Becky is the kind of senselessly violent Home Alone knockoff that only exists in the VOD realm these days. It’s a fucking trip.

The titular character (played by Lulu Wilson) is a preteen girl still grieving the loss of her late mother to an unspecified illness. Her father, Jeff (Joel McHale), is close to remarrying a new woman, Kayla (Amanda Brugel), and has brought Becky to their cottage in the woods to mend bad mojo between his daughter and his new ladyfriend. Becky is troubled: She shoplifts, is prone to angry outbursts and wants nothing to do with any of this. Her past haunts her present with the weight of unending grief.

After an argument with her dad, Becky runs off to her treehouse. Meanwhile, Dominick (Kevin James), a neo-Nazi child killer, and his gang of escaped convicts arrives at the house for a hidden McGuffin.

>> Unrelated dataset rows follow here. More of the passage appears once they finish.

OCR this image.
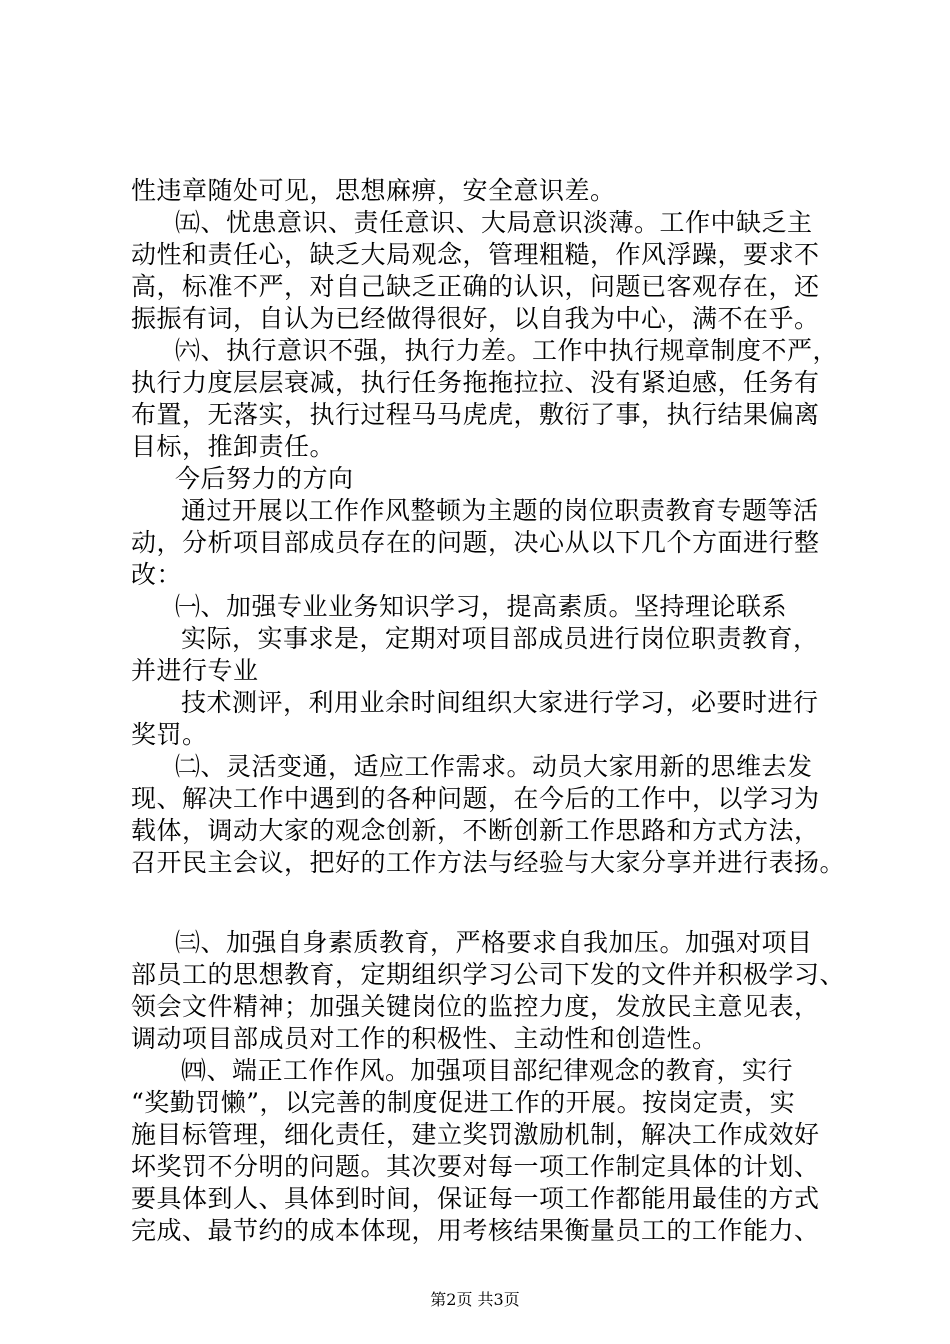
性违章随处可见，思想麻痹，安全意识差。
㈤、忧患意识、责任意识、大局意识淡薄。工作中缺乏主
动性和责任心，缺乏大局观念，管理粗糙，作风浮躁，要求不
高，标准不严，对自己缺乏正确的认识，问题已客观存在，还
振振有词，自认为已经做得很好，以自我为中心，满不在乎。
㈥、执行意识不强，执行力差。工作中执行规章制度不严，
执行力度层层衰减，执行任务拖拖拉拉、没有紧迫感，任务有
布置，无落实，执行过程马马虎虎，敷衍了事，执行结果偏离
目标，推卸责任。
今后努力的方向
通过开展以工作作风整顿为主题的岗位职责教育专题等活
动，分析项目部成员存在的问题，决心从以下几个方面进行整
改：
㈠、加强专业业务知识学习，提高素质。坚持理论联系
实际，实事求是，定期对项目部成员进行岗位职责教育，
并进行专业
技术测评，利用业余时间组织大家进行学习，必要时进行
奖罚。
㈡、灵活变通，适应工作需求。动员大家用新的思维去发
现、解决工作中遇到的各种问题，在今后的工作中，以学习为
载体，调动大家的观念创新，不断创新工作思路和方式方法，
召开民主会议，把好的工作方法与经验与大家分享并进行表扬。
㈢、加强自身素质教育，严格要求自我加压。加强对项目
部员工的思想教育，定期组织学习公司下发的文件并积极学习、
领会文件精神；加强关键岗位的监控力度，发放民主意见表，
调动项目部成员对工作的积极性、主动性和创造性。
㈣、端正工作作风。加强项目部纪律观念的教育，实行
“奖勤罚懒”，以完善的制度促进工作的开展。按岗定责，实
施目标管理，细化责任，建立奖罚激励机制，解决工作成效好
坏奖罚不分明的问题。其次要对每一项工作制定具体的计划、
要具体到人、具体到时间，保证每一项工作都能用最佳的方式
完成、最节约的成本体现，用考核结果衡量员工的工作能力、
第2页 共3页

The plot doesn’t need to be any clearer because from the point at which an against-type James starts hamming it up, everything just moves.

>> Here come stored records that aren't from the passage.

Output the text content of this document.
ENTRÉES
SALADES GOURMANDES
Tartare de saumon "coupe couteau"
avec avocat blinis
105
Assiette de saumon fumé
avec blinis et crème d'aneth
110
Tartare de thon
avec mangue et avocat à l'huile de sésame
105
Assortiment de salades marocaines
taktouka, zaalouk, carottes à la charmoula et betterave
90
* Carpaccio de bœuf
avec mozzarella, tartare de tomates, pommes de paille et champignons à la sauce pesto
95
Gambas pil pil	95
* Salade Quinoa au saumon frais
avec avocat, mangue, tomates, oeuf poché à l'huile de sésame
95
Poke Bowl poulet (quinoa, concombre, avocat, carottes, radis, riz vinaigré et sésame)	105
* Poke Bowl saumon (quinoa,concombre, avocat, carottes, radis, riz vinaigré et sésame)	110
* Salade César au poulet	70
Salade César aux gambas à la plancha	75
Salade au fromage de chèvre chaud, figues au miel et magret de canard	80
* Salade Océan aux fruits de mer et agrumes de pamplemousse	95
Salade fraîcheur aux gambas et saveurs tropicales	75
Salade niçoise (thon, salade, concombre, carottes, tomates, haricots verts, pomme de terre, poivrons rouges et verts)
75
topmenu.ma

Kills, traps and gore galore. Normally, movies about preteens punking bad guys give the protagonists some element of innocence in the level of pain they inflict. Not Becky. At times, the level of gore feels downright cruel. She rips them apart in various ways … literally. Bystanders die and stay dead. Dogs take bullets. Eyes are ripped from their sockets. In some ways, Becky reminds me of last October’s superlative slasher Trick. But that film was billed as a slasher. Becky is grosser and much meaner. There’s else nothing to it — no twists, no explanations, no empathy. A splatter-filled thriller.

Wilson carriers the movie on her shoulders, but Kevin James’ turn as the excessively evil villain is what makes the internet headlines. His character doesn’t provide James with much room to really play, but he does evil glares real good and is victim to two extraordinary bits of gore that made me squeamish. It’s the sort of role he should play more often, maybe between Blartverse films.

Anyway, Becky is a fast, graphic movie that has no compunction about showing a child committing horrific violence. It flips a dozen moral triggers. I’m not sure I felt comfortable watching it unfold, seeing a 12-year-old exacting such extreme revenge. Holy Toledo.